Repeal the 17th and ammend the 13th to allow the States to collect all income taxes and then pass on the appropriate share to the FedGov. (may not even require any mod of the 13th)
They were elected by the entire legislative body of the State (as I recall).
Since the Civil War, American government has slowly moved away from such "indirect" elections of leaders and moved closer to full, direct democracy. In my opinion, such a system of government is incompatible with a constitutional republic such as the one our founding fathers created. Successful "leaders" have come to be defined as the ones who do the best job of pandering to the tastes of an electorate that is increasingly ignorant and vulgar.
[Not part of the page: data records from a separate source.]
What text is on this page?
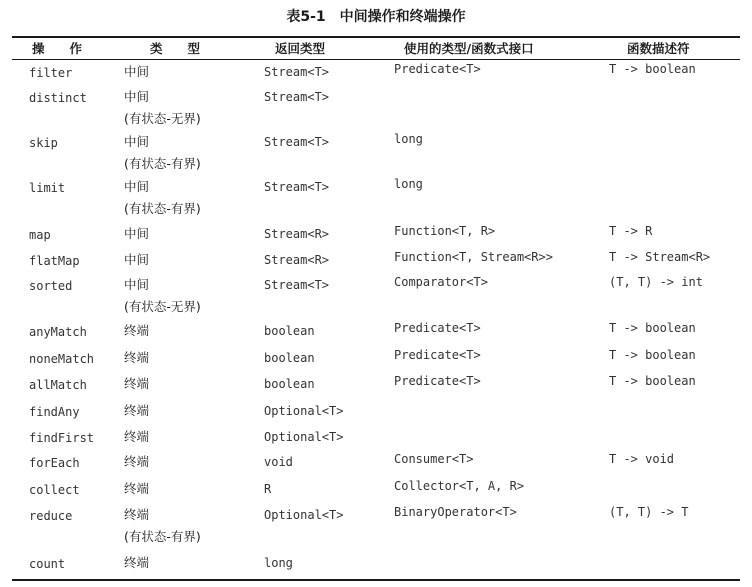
表5-1　中间操作和终端操作
操　　作	类　　型	返回类型	使用的类型/函数式接口	函数描述符
filter	中间	Stream<T>	Predicate<T>	T -> boolean
distinct	中间	Stream<T>
(有状态-无界)
skip	中间	Stream<T>	long
(有状态-有界)
limit	中间	Stream<T>	long
(有状态-有界)
map	中间	Stream<R>	Function<T, R>	T -> R
flatMap	中间	Stream<R>	Function<T, Stream<R>>	T -> Stream<R>
sorted	中间	Stream<T>	Comparator<T>	(T, T) -> int
(有状态-无界)
anyMatch	终端	boolean	Predicate<T>	T -> boolean
noneMatch 终端	boolean	Predicate<T>	T -> boolean
allMatch	终端	boolean	Predicate<T>	T -> boolean
findAny	终端	Optional<T>
findFirst 终端	Optional<T>
forEach	终端	void	Consumer<T>	T -> void
collect	终端	R	Collector<T, A, R>
reduce	终端	Optional<T>	BinaryOperator<T>	(T, T) -> T
(有状态-有界)
count	终端	long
Without the 17th Amendment, people like Al Gore, Joe Lieberman, and Trent Lott would never have been elected to the U.S. Senate.
The 13th amendment allows the FedGov to bypass the States for funding
Not according to the spokesmen at the time of the Constitution's ratificatation. Both sides agreed the Constitution predominately operated on the individual as opposed to the the state governments. The big argument was over who got to tax the peons:
James Madison, Federalist #39:
- "The difference between a federal and national government, as it relates to the OPERATION OF THE GOVERNMENT, is supposed to consist in this, that in the former the powers operate on the political bodies composing the Confederacy, in their political capacities; in the latter, on the individual citizens composing the nation, in their individual capacities. On trying the Constitution by this criterion, it falls under the NATIONAL, not the FEDERAL character;"
James Madison, Federalist #45:
- "The change relating to taxation may be regarded as the most important; and yet the present [Continental] sic Congress have as complete authority to REQUIRE of the States indefinite supplies of money for the common defense and general welfare, as the future [Constitutional] Congress will have to require them of individual citizens;
"There are but two modes by which men are connected in society, the one which operates on individuals, this always has been, and ought still to be called, national government; the other which binds States and governments together (not corporations, for there is no considerable nation on earth, despotic, monarchical, or republican, that does not contain many subordinate corporations with various constitutions) this last has heretofore been denominated a league or confederacy. The term federalists is therefore improperly applied to themselves, by the friends and supporters of the proposed constitution."
Finally it came compromise with the states was that both they & the national governmetn got tax us:
- ``A CONCURRENT JURISDICTION in the article of taxation was the only admissible substitute for an entire subordination, in respect to this branch of power, of State authority to that of the Union.'' Any separation of the objects of revenue that could have been fallen upon, would have amounted to a sacrifice of the great INTERESTS of the Union to the POWER of the individual States. The convention thought the concurrent jurisdiction preferable to that subordination; and it is evident that it has at least the merit of reconciling an indefinite constitutional power of taxation in the Federal government with an adequate and independent power in the States to provide for their own necessities.
Outstanding find! I really appreciate the material you rake up and post on FR.
Thanks!
As for the 13th, 14th and 15th, they should never have been necessary, as their intent was inherent in the constitution. However, they were absolutely necessary to fully implement the ideas of the founders in practice.
The original wording of Article I, §3 was "chosen by the legislature thereof". Popular election of Senators didn't start until the late 1800's when numerous state legislatures were having trouble electing the Senators. By the time the 17th was proposed, I think perhaps 15-20 states already had popular elections.
I don't know if I see that point. The 17th was supposed to keep Senators from building up a large stable power base and riding along for decades, but it hasn't stopped them.
What it has produced though are cases where a state might have a majority legislature in one party, yet Senators of another party. Again, not all that fatal. It may be easier for a Senator to buy a seat, as he can do it direct from the people, but a wealthy candidate undoubtedly could also buy a state legislature in many cases.
The Senate was always the dominant house for the reasons you cite. It allowed the smaller states more control than any proportionate system would, and it still does. This, however, has not been a bad thing in many ways. One can make the argument against it though, but I believe the original concept sound in that regard.